As the Clinical Nephrology Program Director (University of Texas Health System San Antonio) from 2010 to 2018, I authored the curricula for most of the clinical rotations (inpatient nephrology consultation services, outpatient clinical rotations, and research rotations). In these curricula, and as a regular supervising faculty attending physician, emphasis is always placed on fundamentals of physiology and clinical medicine. Medical students should be expected to know the Stanford 25 bedside exam skills and embark on a career that employs regular critical thinking. Comparative physiology is the foundation of how nephrologists—the specialists of homeostasis—approach patients. As an expert in nephrogenesis, I provide regular lectures that cover homeostasis in vertebrates from the pre-Cambrian through the Phanerozoic Eons and the relevance to embryology. This topic pertains to neonatal, pediatric, and adult clinical care, particularly in the realms of sodium handling, nephron endowment, essential hypertension, and chronic kidney disease. Lectures often reference Claude Bernard (1813-1878) and Homer W. Smith (1895-1962), the founders of experimental medicine and the dean of renal physiology, respectively.
Research and Scholarship
Systemic fibrosis is a severely disabling and potentially fatal disorder of particular concern in high-risk patients, such as those with compromised kidney function. Because the fibrotic lesions stain strongly for CD34 and procollagen type I, it was theorized that the majority of the cellularity was from circulating, bone marrow-derived, white blood cells. My laboratory was the first to prove this experimentally in rodents using tagged bone marrow in lethally-irradiated recipients. Our work (in combination with the growing concern about gadolinium retention in patients with normal renal function) led to the invitation by the Medical Imaging Drugs Advisory Committee of the United States Food and Drug Administration (FDA) to provide the introductory address, “Pathophysiology of gadolinium-based contrast agents and retention of gadolinium.” Our research team is among the few in existence poised to address the questions concerning the biologic consequence of long-term metal retention and how this induces disease. Veteran patients have flown to Albuquerque to be evaluated for potential gadolinium-induced conditions. Our proposal, 'Speciating Gadolinium Nanoparticle Composition, Identifying Molecular Mechanisms in Renal Injury, and Defining Magnetic Resonance Imaging Contrast Agent Use,' will provide actionable discoveries for the safer design of metal-based contrast and therapeutic targets. Our team will not be divested of the responsibility for those who have retained gadolinium and the sequelae.

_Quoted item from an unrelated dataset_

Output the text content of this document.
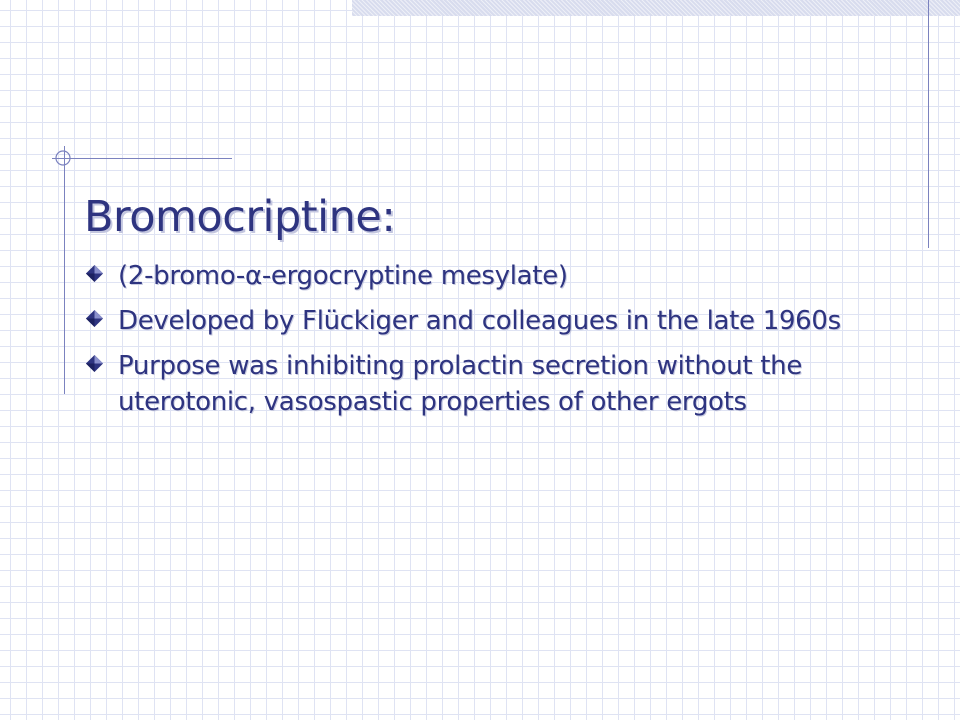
Bromocriptine:
(2-bromo-α-ergocryptine mesylate)
Developed by Flückiger and colleagues in the late 1960s
Purpose was inhibiting prolactin secretion without the uterotonic, vasospastic properties of other ergots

1. Do C, DeAguero J, Brearley A, Trejo X, Howard T, Escobar GP, Wagner B. Gadolinium-based contrast agents, their use, their safety, and practice evolution. Kidney360. 2020 June;1(6):561-568. (In press, doi:10.34067/KID.0000272019)
2. Do C, Drel V, Tan C, Lee D, Wagner B. Nephrogenic Systemic Fibrosis Is Mediated by Myeloid C-C Chemokine Receptor 2. J Invest Dermatol. 2019 Oct;139(10):2134-2143.e2. PubMed PMID: 30978353; PubMed Central PMCID: PMC6756957.

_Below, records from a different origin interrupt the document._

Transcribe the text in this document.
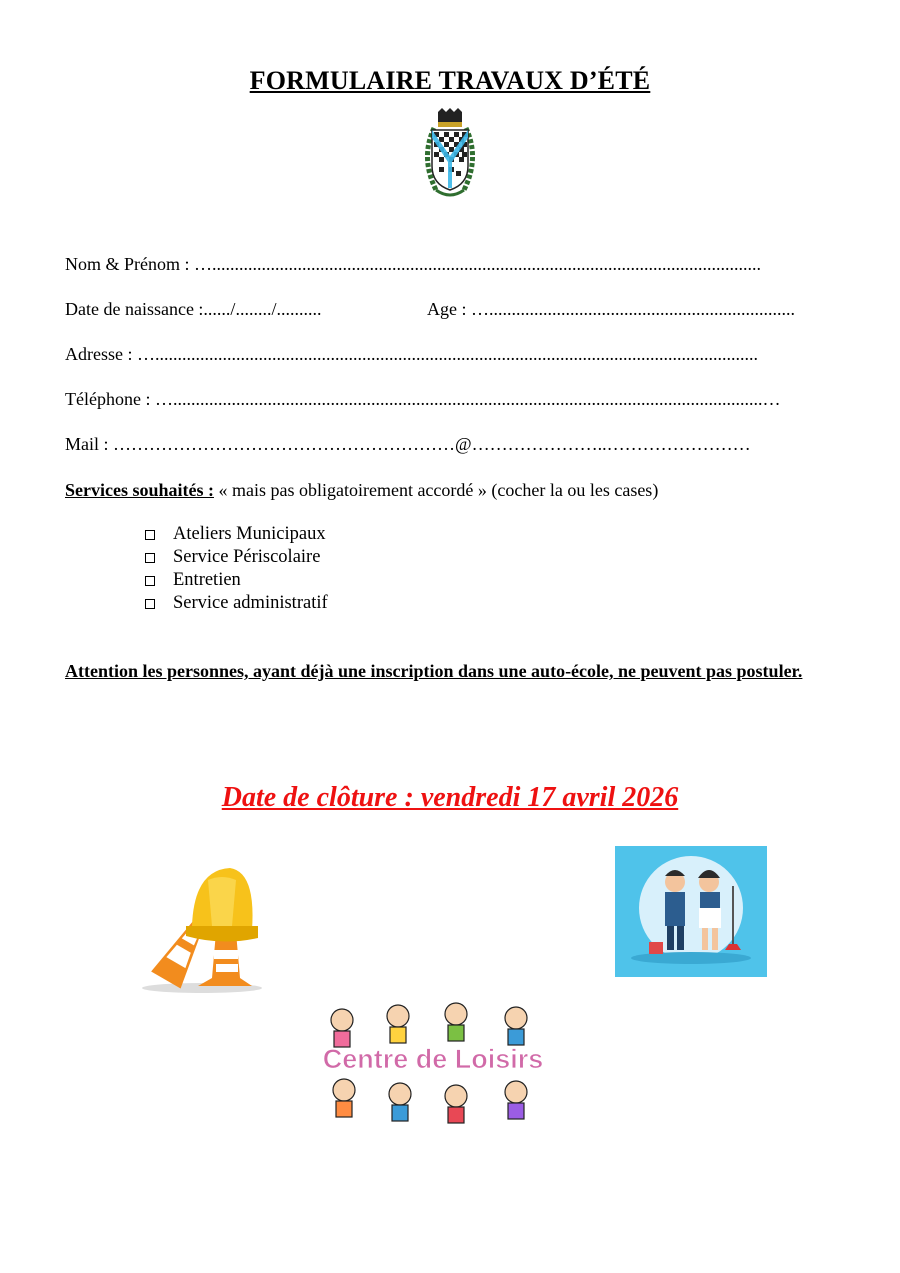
FORMULAIRE TRAVAUX D’ÉTÉ
Nom & Prénom : …..........................................................................................................................
Date de naissance :....../......../..........	Age : …....................................................................
Adresse : …......................................................................................................................................
Téléphone : …...................................................................................................................................…
Mail : …………………………………………………@…………………..……………………
Services souhaités : « mais pas obligatoirement accordé » (cocher la ou les cases)
Ateliers Municipaux
Service Périscolaire
Entretien
Service administratif
Attention les personnes, ayant déjà une inscription dans une auto-école, ne peuvent pas postuler.
Date de clôture : vendredi 17 avril 2026
Centre de Loisirs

3. Do C, Ford B, Lee DY, Tan C, Escobar P, Wagner B. Gadolinium-based contrast agents: Stimulators of myeloid-induced renal fibrosis and major metabolic disruptors. Toxicol Appl Pharmacol. 2019 Jul 15;375:32-45. PubMed PMID: 31082427; PubMed Central PMCID: PMC6588162.
4. Leyba K, Wagner B. Gadolinium-based contrast agents: why nephrologists need to be concerned. Curr Opin Nephrol Hypertens. 2019 Mar;28(2):154-162. PubMed PMID: 30531473; PubMed Central PMCID: PMC6416778.
5. Drel VR, Tan C, Barnes JL, Gorin Y, Lee DY, Wagner B. Centrality of bone marrow in the severity of gadolinium-based contrast-induced systemic fibrosis. FASEB J. 2016 Sep;30(9):3026-38. PubMed PMID: 27221979; PubMed Central PMCID: PMC5001515.